Companies had generally positive news for shareholders yesterday, with profits up on the previous year or half-year.
NZ REFINING
High energy prices helped NZ Refining to post a full-year profit of $69.44 million, up from $5.68 million for the previous year.
Refining income was $174.93 million, up from $85.36 million in 1999, while operating costs fell to $86.97 million, down from the previous year's $88.13 million.
The directors approved an imputed final dividend of $2 a share, up from 60 cents a share last year, bringing the total to $2.50 a share for the year.
NATURAL GAS CORP
New Zealand's biggest electricity retailer, Natural Gas Corp, has dropped the TransAlta brand and is mulling price cuts as it attempts to stem a drop in customer numbers.
NGC flagged the price cuts when it announced a $31 million net profit for the six months to December.
This was ahead of market forecasts of about $26.5 million.

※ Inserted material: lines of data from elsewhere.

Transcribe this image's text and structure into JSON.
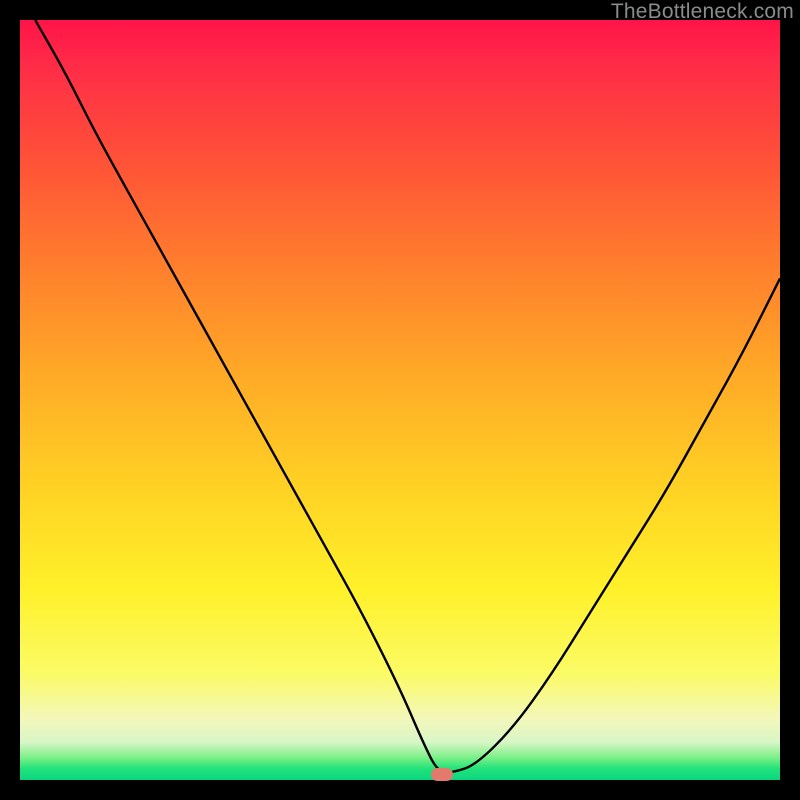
{
  "watermark": "TheBottleneck.com",
  "marker": {
    "x_frac": 0.555,
    "y_frac": 0.992
  },
  "chart_data": {
    "type": "line",
    "title": "",
    "xlabel": "",
    "ylabel": "",
    "xlim": [
      0,
      100
    ],
    "ylim": [
      0,
      100
    ],
    "series": [
      {
        "name": "bottleneck-curve",
        "x": [
          2,
          6,
          10,
          15,
          20,
          25,
          30,
          35,
          40,
          45,
          50,
          53,
          55,
          57,
          60,
          65,
          70,
          75,
          80,
          85,
          90,
          95,
          100
        ],
        "y": [
          100,
          93,
          85,
          76,
          67,
          58,
          49,
          40,
          31,
          22,
          12,
          5,
          1,
          1,
          2,
          7,
          14,
          22,
          30,
          38,
          47,
          56,
          66
        ]
      }
    ],
    "annotations": [
      {
        "type": "marker",
        "x": 55.5,
        "y": 0.8,
        "label": "optimal-point"
      }
    ],
    "background_gradient": {
      "orientation": "vertical",
      "stops": [
        {
          "pos": 0.0,
          "color": "#ff1449"
        },
        {
          "pos": 0.18,
          "color": "#ff5038"
        },
        {
          "pos": 0.46,
          "color": "#ffa827"
        },
        {
          "pos": 0.75,
          "color": "#fff12a"
        },
        {
          "pos": 0.92,
          "color": "#f3f7bb"
        },
        {
          "pos": 1.0,
          "color": "#0ad681"
        }
      ]
    }
  }
}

Basic earnings per share fell to 4.3c from 5.2c. A 3c-a-share tax-paid dividend was declared.
NGC said it lost 60,000 customers, falling to 584,384, in the six months to December.
Most were households that switched off TransAlta. NGC will drop the TransAlta name from today and sell its gas and electricity under the brand name On Energy.
WASTE MANAGEMENT
Refuse and recycling company Waste Management had an after-tax profit of $14.33 million for the year to December 31, up from $11.73 million a year ago .
Earnings before interest, taxation, depreciation and amortisation totalled $45.9 million - an increase of 32.6 per cent on the year-ago period - while earnings per share rose 17 per cent to 20.1c from 17.1c.
The company will pay a fully imputed final dividend of 5c a share on March 23, along with a supplementary dividend to non-resident shareholders and an interim dividend of 2.5c per share (cps).
This will make a total dividend of 7.5 cps - 25 per cent above the 6cps paid last year.